Thanksgiving and Christmas are always strong sources of incomes for retail cannabis, and 2021 was no different. But since then, average prices for flower have dropped to one of the lowest levels since the 2018 launch of the adult use market.
In terms of overall spending, adult use sales in Massachusetts continue to steadily rise, according to data from the state’s Cannabis Control Commission. In 2022 alone, sales have reached a total of $349.1 million as of Mar. 27.
On the other hand, the average retail price paid per ounce of flower has dropped steadily from $380.38 last November, to $361.42 in February. Aside from two months during the start of pandemic quarantine in spring, 2020, October, 2021 was the only other month since 2018 when the average price for an ounce was lower than in February, at $358.66.
“Since then week after week it’s just climbing downward,” he said Mazin. “Obviously, there was Christmas in there, so that was a helpful boost.

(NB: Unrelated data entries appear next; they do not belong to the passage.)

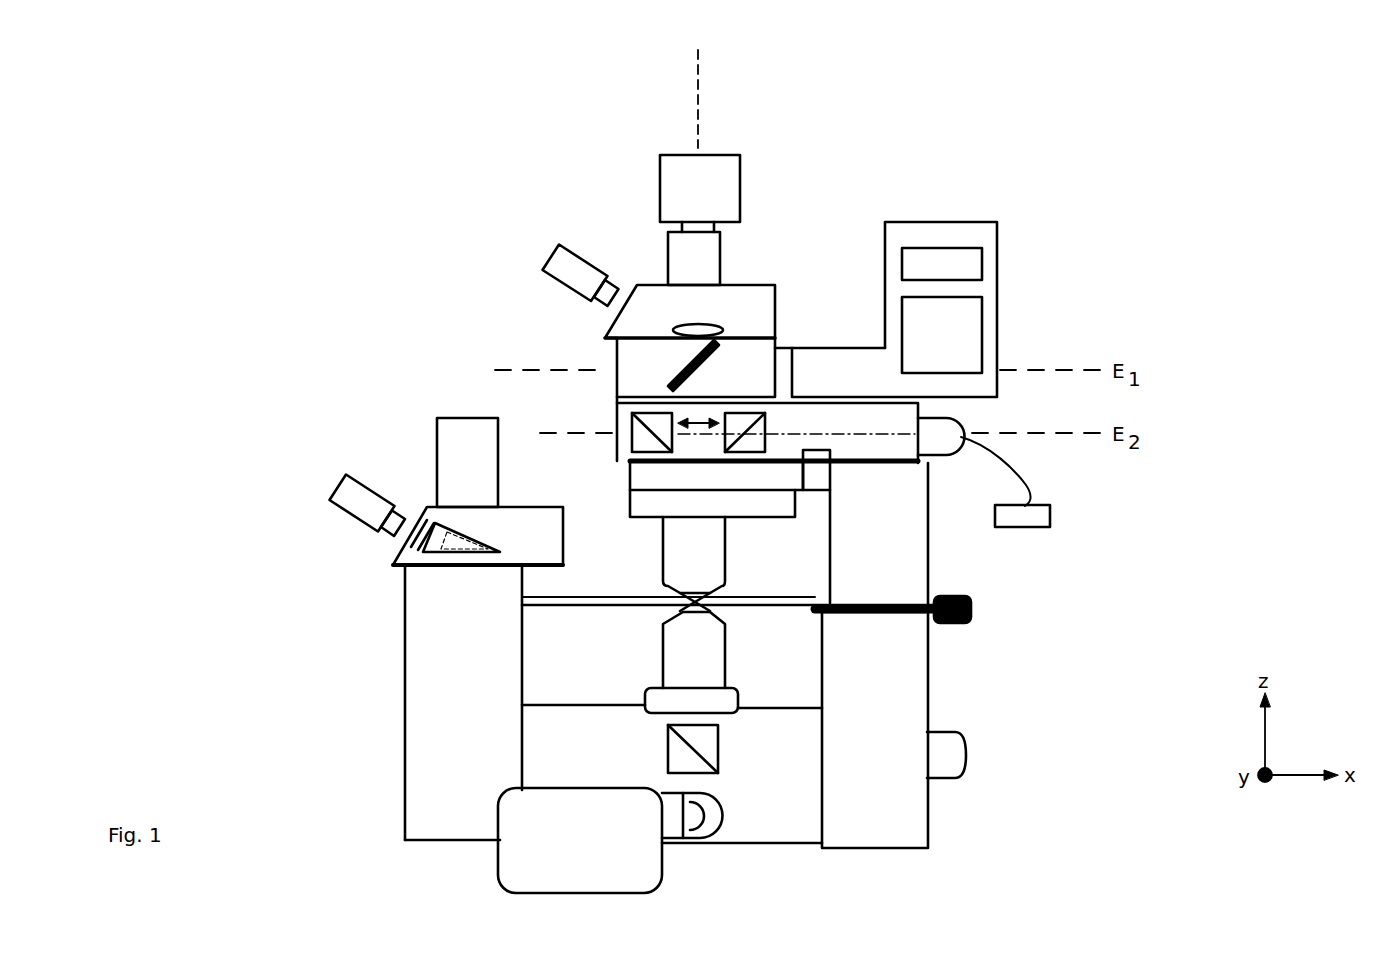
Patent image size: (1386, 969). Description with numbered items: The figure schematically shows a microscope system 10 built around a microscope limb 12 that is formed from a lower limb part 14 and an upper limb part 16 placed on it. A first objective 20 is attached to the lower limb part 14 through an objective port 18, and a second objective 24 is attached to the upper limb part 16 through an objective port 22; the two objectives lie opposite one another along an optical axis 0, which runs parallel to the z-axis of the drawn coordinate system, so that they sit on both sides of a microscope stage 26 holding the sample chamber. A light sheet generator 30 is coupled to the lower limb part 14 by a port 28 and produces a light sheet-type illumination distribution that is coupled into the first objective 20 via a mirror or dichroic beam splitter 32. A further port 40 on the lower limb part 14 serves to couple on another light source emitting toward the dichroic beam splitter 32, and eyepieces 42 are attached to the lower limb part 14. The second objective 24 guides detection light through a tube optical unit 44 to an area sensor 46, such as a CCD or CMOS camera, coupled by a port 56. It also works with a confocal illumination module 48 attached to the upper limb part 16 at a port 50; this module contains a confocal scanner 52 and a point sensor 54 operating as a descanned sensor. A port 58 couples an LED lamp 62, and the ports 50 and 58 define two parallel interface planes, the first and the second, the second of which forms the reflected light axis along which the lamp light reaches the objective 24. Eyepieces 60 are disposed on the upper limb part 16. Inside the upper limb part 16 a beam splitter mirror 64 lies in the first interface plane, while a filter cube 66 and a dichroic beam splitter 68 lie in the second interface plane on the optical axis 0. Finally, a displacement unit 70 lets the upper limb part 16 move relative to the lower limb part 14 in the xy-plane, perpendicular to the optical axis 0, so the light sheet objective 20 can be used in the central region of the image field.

The optical axis 0 is at (699, 103).
The microscope system 10 is at (256, 205).
The microscope limb 12 is at (1178, 350).
The lower limb part 14 is at (928, 690).
The upper limb part 16 is at (928, 552).
The objective port 18 is at (645, 698).
The first objective 20 is at (725, 668).
The objective port 22 is at (770, 517).
The second objective 24 is at (663, 552).
The microscope stage 26 is at (562, 607).
The port 28 is at (700, 843).
The light sheet generator 30 is at (498, 873).
The dichroic beam splitter 32 is at (722, 752).
The port 40 is at (966, 732).
The eyepieces 42 is at (340, 472).
The tube optical unit 44 is at (712, 328).
The area sensor 46 is at (660, 218).
The confocal illumination module 48 is at (997, 252).
The port 50 is at (793, 347).
The confocal scanner 52 is at (902, 356).
The point sensor 54 is at (902, 265).
The port 56 is at (735, 235).
The port 58 is at (930, 458).
The eyepieces 60 is at (548, 260).
The LED lamp 62 is at (1050, 514).
The beam splitter mirror 64 is at (680, 378).
The filter cube 66 is at (722, 453).
The dichroic beam splitter 68 is at (630, 432).
The displacement unit 70 is at (972, 607).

But ultimately, we’re still trying to get back to where we were right towards the end of summer.”
Mazin speculated that with less money to spare, the illicit market could be more appealing for consumers.
“With inflation being whatever it is on everything else, that discretionary income basically goes to zero for many people. But we know that cannabis consumers do not just stop consuming cannabis. They look for another alternative resource at a lower price,” said Mazin.
Although the price of flower seems to not be increasing with inflation, the cost of manufactured products is increasing, according to Jesse Tolz, marketing director for The Pass, a vertically integrated cannabis company.
“It’s something that we know has impacted our team so we can only just extrapolate that it’s impacting everybody,” said Jesse Tolz. “I mean, we know it’s impacting everybody.”
With increased gas prices, fewer consumers are willing to drive as far for certain products, according to Tolz. He also said his company has felt inflation from the increased costs of materials they use for manufacturing, such as hardware and ingredients for edibles.
Wes Ritchie, co-CEO of New England Craft Cultivators, also said that inflation has been hitting cannabis manufacturing, but he was not so certain how it was affecting retail sales.
“I have to say personally that aside from some supply chain backup issues that we felt a little bit from some manufacturers, I don’t think that we’ve seen any behavior change from inflation related issues,” he said.